An investor wants to buy a condominium. The value of her portfolio is current $1m and she needs $100,000 in one year for the down payment. She doesn’t mind decreasing her capital as long as she has $950,000 remaining in her portfolio after the down payment is made. She is considering two new portfolios for her holdings. The details on the two portfolios are: Port 1 - Exp. return: 17% Standard dev. 15% Port 2 - Exp. return: 12% Standard dev. 10% Using roy’s safety first criterion, what portfolio would she prefer and what’s the probability this portfolio would produce a return less than 2%: any idea??
so you got 150k negative loss acceptable. her risk free return is essential 10000/1mil = 10% so for A 17-10/15 = 7/15 = .5 approx for B 2/10 =.2 prefer portfolio A. annd p ( X < 2) = standarize -2-17/15 = -1.80 zscore of -1.8, find the area under it. guessgin approx 8%? sound swrong. gotta be more…
she needs 5% return (a.k.a an addition of $50,000 to her $1,000,000) roy’s safety first ratio with 5% target A: (17-5)/15 = 0.8 B: (12-5)/10 = 0.7 A is the better portfolio because it has a higher safety first ratio… now you want to find the probability of portfolio A going below 2% find z=(2-17/15) = -1 P(Z1) = 1-P(Z<1) =1-0.8413 =15.87%
Roy’s safety first is just as the Sharpe ratio, except instead of Rf you have the target return. Portfolio 1: (17%-2%)/15%=1 Portfolio 1: (12%-2%)/10%=1 Both portfolios have the same Roy’s safety first criterion, but given the higher variability of Portfolio 1, the safer one would be Portfolio 2. The probability of a retun of less than 2% is given by that’s to the left of the 2% under the cummulative probability, and that would be for a Z score of (12-2)/10=1, look up a table of cummulative probabilities, greater than 2% would be 84.13%, that means 1-84.13% is lower, your probability is 15.87. Are these the answers?
Amd I was wrong again:) forgot about the need for 50,000!!!
Does not mind portfolio falling below 950, and wants 100K out of a 1000K portfolio. So she needs return of at least 50K on her 1000K portfolio to be able to pay the down payment. rf = 50 / 1000 = 5% Port 1: Safety first criterion: (17-5)/15 = 0.8 Port 2: SF Criterion: (12 - 5) / 10 = 0.7 So Port 1 should be selected.

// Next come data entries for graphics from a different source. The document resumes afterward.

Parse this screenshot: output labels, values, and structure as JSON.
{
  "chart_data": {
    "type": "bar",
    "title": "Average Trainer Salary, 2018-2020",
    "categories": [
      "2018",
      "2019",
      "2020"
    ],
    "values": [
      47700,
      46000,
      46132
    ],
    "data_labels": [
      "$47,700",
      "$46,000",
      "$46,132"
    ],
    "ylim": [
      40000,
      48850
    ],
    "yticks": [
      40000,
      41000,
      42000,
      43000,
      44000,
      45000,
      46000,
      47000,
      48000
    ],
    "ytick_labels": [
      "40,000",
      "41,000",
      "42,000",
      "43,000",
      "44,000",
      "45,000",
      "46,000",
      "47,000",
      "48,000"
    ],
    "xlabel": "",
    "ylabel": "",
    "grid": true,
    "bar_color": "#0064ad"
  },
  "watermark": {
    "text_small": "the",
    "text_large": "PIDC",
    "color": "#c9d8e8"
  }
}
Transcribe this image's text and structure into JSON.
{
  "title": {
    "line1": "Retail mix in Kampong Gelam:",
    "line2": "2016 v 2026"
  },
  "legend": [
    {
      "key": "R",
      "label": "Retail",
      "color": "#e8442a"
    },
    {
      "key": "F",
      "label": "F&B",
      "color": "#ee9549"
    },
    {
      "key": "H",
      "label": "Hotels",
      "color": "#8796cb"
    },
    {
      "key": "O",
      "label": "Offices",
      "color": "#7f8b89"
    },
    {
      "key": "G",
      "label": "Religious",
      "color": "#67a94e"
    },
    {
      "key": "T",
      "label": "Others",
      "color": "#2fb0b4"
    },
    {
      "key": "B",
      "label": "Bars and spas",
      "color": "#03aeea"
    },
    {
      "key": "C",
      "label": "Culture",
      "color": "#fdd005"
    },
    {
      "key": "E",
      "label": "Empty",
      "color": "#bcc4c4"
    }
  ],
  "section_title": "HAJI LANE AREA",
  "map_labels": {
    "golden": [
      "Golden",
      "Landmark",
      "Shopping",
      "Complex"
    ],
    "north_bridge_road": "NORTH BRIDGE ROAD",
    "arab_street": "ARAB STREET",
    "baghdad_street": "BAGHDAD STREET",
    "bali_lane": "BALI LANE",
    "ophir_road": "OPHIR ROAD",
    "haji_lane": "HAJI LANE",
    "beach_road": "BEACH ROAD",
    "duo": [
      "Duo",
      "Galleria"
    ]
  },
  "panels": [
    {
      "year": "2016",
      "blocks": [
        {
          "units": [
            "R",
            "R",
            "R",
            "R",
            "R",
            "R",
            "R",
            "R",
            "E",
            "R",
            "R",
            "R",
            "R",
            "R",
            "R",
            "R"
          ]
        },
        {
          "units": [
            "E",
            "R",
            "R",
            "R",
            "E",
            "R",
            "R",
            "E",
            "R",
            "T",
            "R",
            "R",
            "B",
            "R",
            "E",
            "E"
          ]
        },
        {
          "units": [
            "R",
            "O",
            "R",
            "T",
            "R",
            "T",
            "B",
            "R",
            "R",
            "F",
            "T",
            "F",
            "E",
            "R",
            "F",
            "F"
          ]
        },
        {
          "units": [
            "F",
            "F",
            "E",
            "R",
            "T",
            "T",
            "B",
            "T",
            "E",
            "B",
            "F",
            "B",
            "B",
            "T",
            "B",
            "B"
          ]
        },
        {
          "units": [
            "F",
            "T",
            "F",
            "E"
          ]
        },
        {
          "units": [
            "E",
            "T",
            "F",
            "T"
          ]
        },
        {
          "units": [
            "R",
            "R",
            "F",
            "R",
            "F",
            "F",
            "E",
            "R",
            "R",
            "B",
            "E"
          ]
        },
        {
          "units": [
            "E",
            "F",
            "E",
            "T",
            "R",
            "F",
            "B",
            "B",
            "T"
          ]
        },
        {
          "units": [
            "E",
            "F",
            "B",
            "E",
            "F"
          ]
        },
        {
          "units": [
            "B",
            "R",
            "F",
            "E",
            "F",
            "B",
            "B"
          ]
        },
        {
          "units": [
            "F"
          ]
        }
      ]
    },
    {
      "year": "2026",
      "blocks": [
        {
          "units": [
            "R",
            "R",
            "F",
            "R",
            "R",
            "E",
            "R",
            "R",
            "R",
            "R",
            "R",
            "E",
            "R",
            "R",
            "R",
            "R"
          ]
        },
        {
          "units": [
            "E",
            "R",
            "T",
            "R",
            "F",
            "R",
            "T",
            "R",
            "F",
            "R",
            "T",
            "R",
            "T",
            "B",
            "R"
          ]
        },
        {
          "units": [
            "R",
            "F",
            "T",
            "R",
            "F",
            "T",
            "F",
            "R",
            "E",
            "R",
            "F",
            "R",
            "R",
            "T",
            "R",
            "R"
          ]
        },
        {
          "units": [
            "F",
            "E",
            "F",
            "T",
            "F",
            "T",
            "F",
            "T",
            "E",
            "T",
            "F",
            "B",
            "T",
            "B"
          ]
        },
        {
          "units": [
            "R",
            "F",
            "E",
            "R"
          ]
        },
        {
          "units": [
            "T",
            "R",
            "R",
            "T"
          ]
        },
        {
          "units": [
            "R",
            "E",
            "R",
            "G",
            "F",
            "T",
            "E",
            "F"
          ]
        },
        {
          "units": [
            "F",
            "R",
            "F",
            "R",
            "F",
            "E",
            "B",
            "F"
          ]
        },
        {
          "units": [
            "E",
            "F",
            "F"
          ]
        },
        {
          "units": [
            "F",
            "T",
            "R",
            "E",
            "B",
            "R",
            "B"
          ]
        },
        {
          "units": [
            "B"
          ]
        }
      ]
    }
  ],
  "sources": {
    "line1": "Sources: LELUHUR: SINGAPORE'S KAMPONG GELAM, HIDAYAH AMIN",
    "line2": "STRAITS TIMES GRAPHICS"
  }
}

Probability this port will produce a return < 2 (2 - 17) / 15 = -1 --> 16% Ans.
you and sharp are right. reading too fast here.
good job !!! that’s the answer!
potfolio A, 16%
I am missing samething here cpk123. You say the investor does not mind portfolio falling below 950, but doesnt it say “she doesnt mind dicreasing her capital as long as she has 150K remaining in her portfolio after the down payment is maid”?? and after the down payment is maid she is going to have just 900K, and not 950…
Edit: The question clearly says: She doesn’t mind decreasing her capital as long as she has $950,000 remaining in her portfolio after the down payment is made. So you are reading something which is not given in the question End Edit the portfolio cannot fall below 950K – given. Needs 100K to make down payment. So needs at least 50K on the 1M portfolio to be able to use 50K out of the portfolio + 50K gained on the portfolio. so rf = 50/1000 = 5% Hope that makes sense.
Yes, makes sense.
> now you want to find the probability of portfolio > A going below 2% > > find z=(2-17/15) = -1 > > P(Z1) = 1-P(Z<1) > > =1-0.8413 > > =15.87% if you want the prob of A going below 2, wouldn’t you do -2 -17 / 15 = -19/15 = -1.266 and then look up the area to the left of that on the normal distribution?
why -2??? you need probability of it going below +2… as asked in the question. CP
ok. today i am starting out on 5 wrong out of 5 attempted morning!!!